Bir ses var kafamın kuytusunda. Uykusunda ölüme yakalanmış köpekler duyar sadece. Bi' bira daha, biraz da kurulu tetikler elimin şişe değmeyen kuru tarafına.


Aynalarla ve bardak altlıklarıyla pazarlık etmekten zararlı çıktın hep. Kırılmak için nedenin vardı. Bedelini bedenine nakşedilen o ince ağrıyla ödedin. Sonra öteki tarafına geçip masanın, kendini tarif ettin orada olmayan yansımana. Biraz da gölgeler haksızlık etti sana.


Kendi tuttuğum sayıları bile tutturamıyorum. Benden fazla bir şey bekleme. Kılıç sallasam taşa değil İsmail'e, turunç desem reçele değil ekmeğe döner. Yön verdiğim kağıt gemiler döner durur aynı yerde. Nefesim üç yerinden delik. Üstelik karayım, üstelik kanadım, kanatlarımı merdivende unutmuşum üstelik. İşte tepesindeyim Galata'nın. Kendimi bile tutturamıyorum. Yer çekimine yenilmek için onca neden varken seni seçtim. Gol pozisyonu değil bizatihi cenin bedenim. Küpeşteler haddinden fazla kısa. Kendime kıza kıza iniyorum ya tekrar. Canımı yakan yerine güneşin, tapmasınlar istiyorum. Yüzümü kapalı pasajlarda unuttum. Bakmasınlar.

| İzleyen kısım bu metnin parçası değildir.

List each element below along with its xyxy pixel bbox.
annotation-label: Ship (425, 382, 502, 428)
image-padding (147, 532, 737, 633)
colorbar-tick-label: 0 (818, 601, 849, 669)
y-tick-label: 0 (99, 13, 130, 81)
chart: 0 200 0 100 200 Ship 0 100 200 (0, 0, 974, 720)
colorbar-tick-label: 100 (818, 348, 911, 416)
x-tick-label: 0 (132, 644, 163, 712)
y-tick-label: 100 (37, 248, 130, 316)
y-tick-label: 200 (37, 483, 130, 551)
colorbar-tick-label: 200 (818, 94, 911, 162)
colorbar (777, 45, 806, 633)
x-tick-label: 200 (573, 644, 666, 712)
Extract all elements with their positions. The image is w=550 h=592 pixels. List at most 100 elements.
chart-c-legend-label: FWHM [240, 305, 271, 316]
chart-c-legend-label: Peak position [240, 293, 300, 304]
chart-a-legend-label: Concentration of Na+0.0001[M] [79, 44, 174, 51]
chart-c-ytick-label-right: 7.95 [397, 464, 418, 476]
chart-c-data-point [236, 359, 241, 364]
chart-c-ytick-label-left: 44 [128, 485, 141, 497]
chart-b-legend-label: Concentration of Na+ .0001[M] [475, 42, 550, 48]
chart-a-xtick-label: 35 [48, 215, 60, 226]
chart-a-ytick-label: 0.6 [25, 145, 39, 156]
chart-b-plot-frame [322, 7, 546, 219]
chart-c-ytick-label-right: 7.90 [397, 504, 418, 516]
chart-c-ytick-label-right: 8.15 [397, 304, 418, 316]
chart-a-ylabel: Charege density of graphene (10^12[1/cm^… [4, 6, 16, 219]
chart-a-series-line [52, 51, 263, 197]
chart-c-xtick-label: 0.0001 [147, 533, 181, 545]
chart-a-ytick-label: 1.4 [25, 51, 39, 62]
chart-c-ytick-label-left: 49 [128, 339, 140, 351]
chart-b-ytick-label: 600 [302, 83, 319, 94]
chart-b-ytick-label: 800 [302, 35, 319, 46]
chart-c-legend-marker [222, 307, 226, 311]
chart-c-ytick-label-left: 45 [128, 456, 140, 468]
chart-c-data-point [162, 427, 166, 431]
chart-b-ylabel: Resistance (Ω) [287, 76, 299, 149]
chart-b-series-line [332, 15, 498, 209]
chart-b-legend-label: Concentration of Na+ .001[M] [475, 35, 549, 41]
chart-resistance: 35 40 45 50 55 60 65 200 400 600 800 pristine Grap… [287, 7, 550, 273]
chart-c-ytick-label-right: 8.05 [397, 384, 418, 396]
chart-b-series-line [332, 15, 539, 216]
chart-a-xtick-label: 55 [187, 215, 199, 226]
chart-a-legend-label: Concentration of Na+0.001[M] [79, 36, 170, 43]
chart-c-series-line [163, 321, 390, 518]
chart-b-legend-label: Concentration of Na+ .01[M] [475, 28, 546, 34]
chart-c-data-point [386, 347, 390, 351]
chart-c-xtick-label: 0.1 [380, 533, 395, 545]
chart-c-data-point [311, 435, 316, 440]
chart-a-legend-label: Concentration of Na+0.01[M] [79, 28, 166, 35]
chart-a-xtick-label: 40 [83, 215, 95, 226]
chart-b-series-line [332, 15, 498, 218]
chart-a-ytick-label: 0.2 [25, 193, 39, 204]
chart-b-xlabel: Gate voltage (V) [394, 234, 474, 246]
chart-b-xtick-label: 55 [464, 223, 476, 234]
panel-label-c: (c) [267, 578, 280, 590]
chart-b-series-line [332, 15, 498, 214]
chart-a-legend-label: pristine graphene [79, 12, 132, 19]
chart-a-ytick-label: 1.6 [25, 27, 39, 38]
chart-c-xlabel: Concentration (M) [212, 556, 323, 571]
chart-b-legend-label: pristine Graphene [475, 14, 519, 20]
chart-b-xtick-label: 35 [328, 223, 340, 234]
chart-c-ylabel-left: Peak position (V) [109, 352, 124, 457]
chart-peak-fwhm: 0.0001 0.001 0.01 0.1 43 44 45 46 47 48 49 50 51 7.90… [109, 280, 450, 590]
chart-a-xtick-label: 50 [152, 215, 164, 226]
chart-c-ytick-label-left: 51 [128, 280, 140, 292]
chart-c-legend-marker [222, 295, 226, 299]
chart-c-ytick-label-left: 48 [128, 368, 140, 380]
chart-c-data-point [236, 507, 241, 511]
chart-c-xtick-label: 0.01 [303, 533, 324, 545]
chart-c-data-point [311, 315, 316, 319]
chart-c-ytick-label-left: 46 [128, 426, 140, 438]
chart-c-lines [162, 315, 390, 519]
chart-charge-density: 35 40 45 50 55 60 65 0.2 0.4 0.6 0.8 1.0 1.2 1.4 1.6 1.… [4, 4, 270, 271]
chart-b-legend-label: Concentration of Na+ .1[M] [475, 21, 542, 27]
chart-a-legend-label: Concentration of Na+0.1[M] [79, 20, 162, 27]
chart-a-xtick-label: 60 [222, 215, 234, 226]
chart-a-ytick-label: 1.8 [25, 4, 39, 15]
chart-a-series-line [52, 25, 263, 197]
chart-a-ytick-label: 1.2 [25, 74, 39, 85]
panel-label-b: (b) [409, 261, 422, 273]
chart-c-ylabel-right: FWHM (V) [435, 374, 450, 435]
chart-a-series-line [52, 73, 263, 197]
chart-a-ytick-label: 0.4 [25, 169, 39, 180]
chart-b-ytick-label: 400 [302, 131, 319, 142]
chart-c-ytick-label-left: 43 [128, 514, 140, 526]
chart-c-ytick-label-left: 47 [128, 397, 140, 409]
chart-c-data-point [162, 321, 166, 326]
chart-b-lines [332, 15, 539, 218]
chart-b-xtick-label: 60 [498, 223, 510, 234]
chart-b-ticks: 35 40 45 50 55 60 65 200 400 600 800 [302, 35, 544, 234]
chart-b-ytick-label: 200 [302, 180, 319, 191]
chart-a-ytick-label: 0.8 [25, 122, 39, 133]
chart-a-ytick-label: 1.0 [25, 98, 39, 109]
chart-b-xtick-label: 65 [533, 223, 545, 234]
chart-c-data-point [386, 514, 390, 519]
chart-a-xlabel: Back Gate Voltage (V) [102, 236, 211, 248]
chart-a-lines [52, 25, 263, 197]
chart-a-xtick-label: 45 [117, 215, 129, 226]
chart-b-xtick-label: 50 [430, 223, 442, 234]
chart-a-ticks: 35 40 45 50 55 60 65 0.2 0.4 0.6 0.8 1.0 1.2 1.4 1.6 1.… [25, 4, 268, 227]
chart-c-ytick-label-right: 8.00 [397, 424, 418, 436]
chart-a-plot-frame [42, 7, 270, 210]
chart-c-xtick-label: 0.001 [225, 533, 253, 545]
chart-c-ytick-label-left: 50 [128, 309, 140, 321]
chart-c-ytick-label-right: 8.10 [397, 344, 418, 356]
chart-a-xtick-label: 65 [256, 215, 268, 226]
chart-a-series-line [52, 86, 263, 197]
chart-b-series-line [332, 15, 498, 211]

Yalnız güzel uçmuştuk köprüye kadar. Gideceğin yere karar vermeden binilen vapurlar var cebimde. Bir ses kafamın kuytusunda. Uğultusuyla uyanan İsrafil duyar sadece. Garip memleket Ankara. Daha yoldayken hep dönmeyi hayal ettim. Evim sırtımda, evet evet kamburumda ama işte bazı yollardayken azalıyorum. Şimdilik paydos ölüme. Örneğin, bilir misiniz bilmem ama yedi tepeden fazlası var İstanbul'da.